Stickies http://download.boulder.ibm.com/ibmdl/pub/software/dw/web/wa-ajaxannot/stickies-src.zip covered in a PDF (User annotations in Ajax
Let users add sticky notes to your Web site
Skill Level: Intermediate
Greg Travis (mito@panix.com)
VP, Technology Development
Dynamic Logic
31 Jan 2006
Updated 17 Oct 2006) ought to let you find it.

and Marginalia http://www.geof.net/code/annotation/

Did not end up using either (unofficial, decided it was not going to happen).

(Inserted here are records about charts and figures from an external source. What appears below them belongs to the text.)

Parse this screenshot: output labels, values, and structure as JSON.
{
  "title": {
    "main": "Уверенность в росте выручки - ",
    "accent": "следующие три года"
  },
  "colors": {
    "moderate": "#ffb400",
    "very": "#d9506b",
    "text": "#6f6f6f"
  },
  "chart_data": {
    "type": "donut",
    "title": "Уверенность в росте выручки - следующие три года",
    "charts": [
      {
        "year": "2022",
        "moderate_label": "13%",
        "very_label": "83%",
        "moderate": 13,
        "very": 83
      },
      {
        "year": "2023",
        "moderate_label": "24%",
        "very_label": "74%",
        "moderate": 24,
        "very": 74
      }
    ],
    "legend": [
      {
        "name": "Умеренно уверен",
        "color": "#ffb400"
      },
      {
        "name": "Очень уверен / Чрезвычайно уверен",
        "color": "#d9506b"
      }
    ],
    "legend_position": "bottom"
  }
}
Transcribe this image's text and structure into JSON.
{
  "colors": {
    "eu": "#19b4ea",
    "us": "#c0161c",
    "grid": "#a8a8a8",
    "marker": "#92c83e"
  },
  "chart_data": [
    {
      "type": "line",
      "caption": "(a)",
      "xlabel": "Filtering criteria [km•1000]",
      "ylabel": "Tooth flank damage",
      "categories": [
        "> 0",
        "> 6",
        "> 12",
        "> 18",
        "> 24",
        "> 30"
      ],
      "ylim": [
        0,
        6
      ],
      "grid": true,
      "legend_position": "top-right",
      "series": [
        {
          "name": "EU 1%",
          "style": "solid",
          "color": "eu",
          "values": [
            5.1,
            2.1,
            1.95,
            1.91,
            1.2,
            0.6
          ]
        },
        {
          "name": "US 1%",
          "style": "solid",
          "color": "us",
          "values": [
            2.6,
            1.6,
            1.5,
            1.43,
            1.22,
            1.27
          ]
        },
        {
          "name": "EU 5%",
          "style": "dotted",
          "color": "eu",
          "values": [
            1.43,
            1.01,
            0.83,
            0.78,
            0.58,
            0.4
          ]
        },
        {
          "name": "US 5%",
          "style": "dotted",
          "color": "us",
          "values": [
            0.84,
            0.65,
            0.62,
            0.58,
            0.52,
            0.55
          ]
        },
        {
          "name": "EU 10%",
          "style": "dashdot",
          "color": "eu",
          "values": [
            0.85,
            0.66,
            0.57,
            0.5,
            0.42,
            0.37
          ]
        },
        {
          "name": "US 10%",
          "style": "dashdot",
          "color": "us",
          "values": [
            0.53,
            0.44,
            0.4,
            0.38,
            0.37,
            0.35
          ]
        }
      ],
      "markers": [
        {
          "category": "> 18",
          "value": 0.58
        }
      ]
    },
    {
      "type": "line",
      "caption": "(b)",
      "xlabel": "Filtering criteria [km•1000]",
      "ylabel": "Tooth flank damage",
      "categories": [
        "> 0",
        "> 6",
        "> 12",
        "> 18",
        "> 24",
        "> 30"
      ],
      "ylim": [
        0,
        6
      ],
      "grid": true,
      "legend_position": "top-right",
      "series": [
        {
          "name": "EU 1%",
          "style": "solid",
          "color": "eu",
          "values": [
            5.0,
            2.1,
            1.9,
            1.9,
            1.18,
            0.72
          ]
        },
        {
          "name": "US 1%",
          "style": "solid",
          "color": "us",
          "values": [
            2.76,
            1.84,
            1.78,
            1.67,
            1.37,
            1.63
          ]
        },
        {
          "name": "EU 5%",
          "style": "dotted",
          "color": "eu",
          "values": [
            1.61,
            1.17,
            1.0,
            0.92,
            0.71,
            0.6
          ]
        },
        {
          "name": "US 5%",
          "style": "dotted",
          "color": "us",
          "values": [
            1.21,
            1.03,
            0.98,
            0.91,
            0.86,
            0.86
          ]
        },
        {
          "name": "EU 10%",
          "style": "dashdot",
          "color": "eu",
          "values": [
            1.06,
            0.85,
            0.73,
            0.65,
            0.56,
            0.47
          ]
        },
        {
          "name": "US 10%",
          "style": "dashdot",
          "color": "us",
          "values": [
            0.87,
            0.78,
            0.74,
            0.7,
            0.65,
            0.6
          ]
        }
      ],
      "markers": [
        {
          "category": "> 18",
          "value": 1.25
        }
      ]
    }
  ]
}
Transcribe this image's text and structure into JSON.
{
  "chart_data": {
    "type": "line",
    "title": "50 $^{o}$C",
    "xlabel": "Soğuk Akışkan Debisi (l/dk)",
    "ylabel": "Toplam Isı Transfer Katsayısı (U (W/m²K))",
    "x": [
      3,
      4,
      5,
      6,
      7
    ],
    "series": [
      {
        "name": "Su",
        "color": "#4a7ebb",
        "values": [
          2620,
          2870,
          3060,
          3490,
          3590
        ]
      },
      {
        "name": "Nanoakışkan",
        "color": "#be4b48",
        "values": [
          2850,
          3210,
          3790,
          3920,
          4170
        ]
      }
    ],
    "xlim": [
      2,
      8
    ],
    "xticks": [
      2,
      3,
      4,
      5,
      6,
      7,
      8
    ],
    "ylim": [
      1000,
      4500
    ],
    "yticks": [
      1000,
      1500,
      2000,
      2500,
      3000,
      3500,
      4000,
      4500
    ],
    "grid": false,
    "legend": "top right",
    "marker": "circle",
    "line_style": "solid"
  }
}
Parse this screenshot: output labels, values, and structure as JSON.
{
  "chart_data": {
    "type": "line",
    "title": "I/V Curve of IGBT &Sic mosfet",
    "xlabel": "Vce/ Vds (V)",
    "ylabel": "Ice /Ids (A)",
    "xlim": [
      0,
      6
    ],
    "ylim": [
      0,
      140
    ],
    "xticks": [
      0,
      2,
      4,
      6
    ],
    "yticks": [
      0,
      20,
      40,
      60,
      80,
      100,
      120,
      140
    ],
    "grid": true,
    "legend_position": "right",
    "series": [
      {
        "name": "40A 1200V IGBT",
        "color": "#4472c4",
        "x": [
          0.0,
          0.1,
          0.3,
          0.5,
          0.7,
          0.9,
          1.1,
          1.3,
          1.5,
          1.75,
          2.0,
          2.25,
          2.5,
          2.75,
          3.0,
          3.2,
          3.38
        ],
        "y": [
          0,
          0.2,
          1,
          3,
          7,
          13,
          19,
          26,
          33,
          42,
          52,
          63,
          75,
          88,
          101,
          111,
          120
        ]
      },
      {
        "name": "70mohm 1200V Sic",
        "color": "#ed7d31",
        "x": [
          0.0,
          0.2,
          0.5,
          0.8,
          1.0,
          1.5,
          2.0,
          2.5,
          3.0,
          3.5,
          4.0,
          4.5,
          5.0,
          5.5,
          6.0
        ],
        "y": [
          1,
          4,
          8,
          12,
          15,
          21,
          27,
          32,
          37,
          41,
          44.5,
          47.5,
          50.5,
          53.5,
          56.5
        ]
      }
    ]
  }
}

I'd like to see such a thing, I think it would be very, very, handy.

Coding Horror was about that today http://www.codinghorror.com/blog/archives/001222.html

Posted by: Ronald Pottol | February 3, 2009 6:16 PM

4

TiddlySpot.com has decent editing/access over the web. There is no version control, so far as I know (although I suppose you could set that up locally). I doubt that there is any intelligent behavior when multiple users try to update an entry (or perhaps even the file) simultaneously.

Posted by: John | February 3, 2009 6:27 PM

5

thanks for documents..

Posted by: Blocked | February 4, 2009 4:38 AM

6

Hi Dave - at Osmosoft we've been working on a new serverside for TiddlyWiki that addresses the issue of handling multiple users. We've made it a very generic, RESTful web store with some special features to bring a robust security model. It's just about to go into beta; see http://www.tiddlywiki.org/wiki/TiddlyWeb.

The ability to comment on a particular anchor within a tiddler would be very handy, but we don't yet have a good solution.